Behrens fordert einen Bewusstseinswandel bei den Fangruppen und betont, dass Gewalt im Fußball keine Berechtigung habe.
Die Ministerin setzt sich seit Langem für schärfere Sicherheitsvorkehrungen bei Risikospielen ein – eine Haltung, die sie bei manchen Anhängern unbeliebt macht. Sie besteht darauf, dass Ultra-Gruppen selbst die Verantwortung übernehmen müssen, gewaltbereite Personen in den eigenen Reihen zu bekämpfen. Sollten sie versagen, droht sie mit dem Eingreifen von Politik und Fußballverbänden.
Ein weiterer Punkt ihres Konzepts ist die Reduzierung der Polizeipräsenzen in den Stadien. Behrens kritisiert den Einsatz von bis zu 2.000 Beamten bei einem einzigen Spiel als nicht tragbar und vergleicht die massive Polizeibegleitung bei Fußballspielen mit anderen Großveranstaltungen wie dem Maschsee-Fest, wo das Sicherheitsniveau deutlich niedriger ausfalle.
Trotz ihrer Forderungen bleiben konkrete Details zu den neuen Sicherheitsmaßnahmen für das Freitagsspiel jedoch vage. Das Innenministerium verweist lediglich auf allgemeine Richtlinien für Großveranstaltungen – spezifische Pläne für das Derby liegen noch nicht vor.

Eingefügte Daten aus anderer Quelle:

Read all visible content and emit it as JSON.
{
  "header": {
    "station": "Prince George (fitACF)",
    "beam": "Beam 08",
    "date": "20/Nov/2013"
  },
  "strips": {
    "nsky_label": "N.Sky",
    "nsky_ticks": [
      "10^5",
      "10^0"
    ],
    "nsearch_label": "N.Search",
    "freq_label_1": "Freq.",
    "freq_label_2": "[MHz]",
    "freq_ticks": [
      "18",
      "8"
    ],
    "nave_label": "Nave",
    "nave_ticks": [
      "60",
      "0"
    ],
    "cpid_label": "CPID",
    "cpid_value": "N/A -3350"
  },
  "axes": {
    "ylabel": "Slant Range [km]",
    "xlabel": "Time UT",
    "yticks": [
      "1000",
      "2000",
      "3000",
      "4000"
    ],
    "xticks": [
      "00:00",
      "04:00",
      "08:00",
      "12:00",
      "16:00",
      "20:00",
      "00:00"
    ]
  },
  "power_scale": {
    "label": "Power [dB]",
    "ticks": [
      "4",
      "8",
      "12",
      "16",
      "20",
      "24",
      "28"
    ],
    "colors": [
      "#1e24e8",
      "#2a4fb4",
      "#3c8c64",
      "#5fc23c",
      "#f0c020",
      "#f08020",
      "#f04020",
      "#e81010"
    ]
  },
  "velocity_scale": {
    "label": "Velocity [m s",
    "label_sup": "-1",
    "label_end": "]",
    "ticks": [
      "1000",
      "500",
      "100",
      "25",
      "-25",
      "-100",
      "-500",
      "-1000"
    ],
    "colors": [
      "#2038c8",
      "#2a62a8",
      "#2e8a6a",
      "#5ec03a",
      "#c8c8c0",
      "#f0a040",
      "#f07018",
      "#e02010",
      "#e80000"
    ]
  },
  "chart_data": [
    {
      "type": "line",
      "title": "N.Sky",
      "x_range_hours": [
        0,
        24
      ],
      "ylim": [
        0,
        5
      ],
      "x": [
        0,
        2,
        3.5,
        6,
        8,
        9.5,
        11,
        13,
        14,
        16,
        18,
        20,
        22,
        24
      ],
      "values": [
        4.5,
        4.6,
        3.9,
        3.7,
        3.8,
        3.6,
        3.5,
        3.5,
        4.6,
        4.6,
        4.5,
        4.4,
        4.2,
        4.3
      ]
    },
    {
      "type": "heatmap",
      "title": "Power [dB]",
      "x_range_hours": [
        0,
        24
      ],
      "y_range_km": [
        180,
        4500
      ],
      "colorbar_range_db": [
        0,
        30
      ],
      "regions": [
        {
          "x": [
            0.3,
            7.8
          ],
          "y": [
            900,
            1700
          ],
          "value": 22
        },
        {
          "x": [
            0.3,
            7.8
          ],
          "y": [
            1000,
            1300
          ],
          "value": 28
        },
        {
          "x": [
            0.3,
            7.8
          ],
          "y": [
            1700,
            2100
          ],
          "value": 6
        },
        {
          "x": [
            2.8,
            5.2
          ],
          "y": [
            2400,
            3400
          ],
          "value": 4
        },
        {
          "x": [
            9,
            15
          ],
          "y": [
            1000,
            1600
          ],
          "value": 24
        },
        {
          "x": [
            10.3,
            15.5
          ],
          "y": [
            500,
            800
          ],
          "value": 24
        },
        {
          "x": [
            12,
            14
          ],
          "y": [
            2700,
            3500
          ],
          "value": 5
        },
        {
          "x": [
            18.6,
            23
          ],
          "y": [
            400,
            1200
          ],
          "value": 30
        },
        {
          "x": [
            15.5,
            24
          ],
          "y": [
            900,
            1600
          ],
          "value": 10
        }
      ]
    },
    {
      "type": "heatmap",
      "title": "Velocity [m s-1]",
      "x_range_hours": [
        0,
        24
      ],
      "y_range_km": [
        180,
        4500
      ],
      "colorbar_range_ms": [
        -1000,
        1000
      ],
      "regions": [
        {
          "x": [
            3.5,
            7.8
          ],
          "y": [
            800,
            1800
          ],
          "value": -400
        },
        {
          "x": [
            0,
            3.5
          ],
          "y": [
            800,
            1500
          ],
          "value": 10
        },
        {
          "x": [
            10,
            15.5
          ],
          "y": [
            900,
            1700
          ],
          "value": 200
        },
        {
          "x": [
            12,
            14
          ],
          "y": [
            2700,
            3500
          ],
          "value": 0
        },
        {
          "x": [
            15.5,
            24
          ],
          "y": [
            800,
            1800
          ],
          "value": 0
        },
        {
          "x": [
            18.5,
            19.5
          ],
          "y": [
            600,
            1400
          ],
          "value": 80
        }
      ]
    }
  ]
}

Das Derby wird unter erhöhter Beobachtung stattfinden, während Behrens die Fangruppen auffordert, interne Gewaltprobleme anzugehen. Ihr Vorstoß für weniger Polizei im Stadion und mehr Eigenverantwortung der Fans könnte die Sicherheit bei künftigen Spielen neu prägen. Wie sich diese Maßnahmen langfristig durchsetzen, könnte auch vom Verlauf des Freitagsspiels abhängen.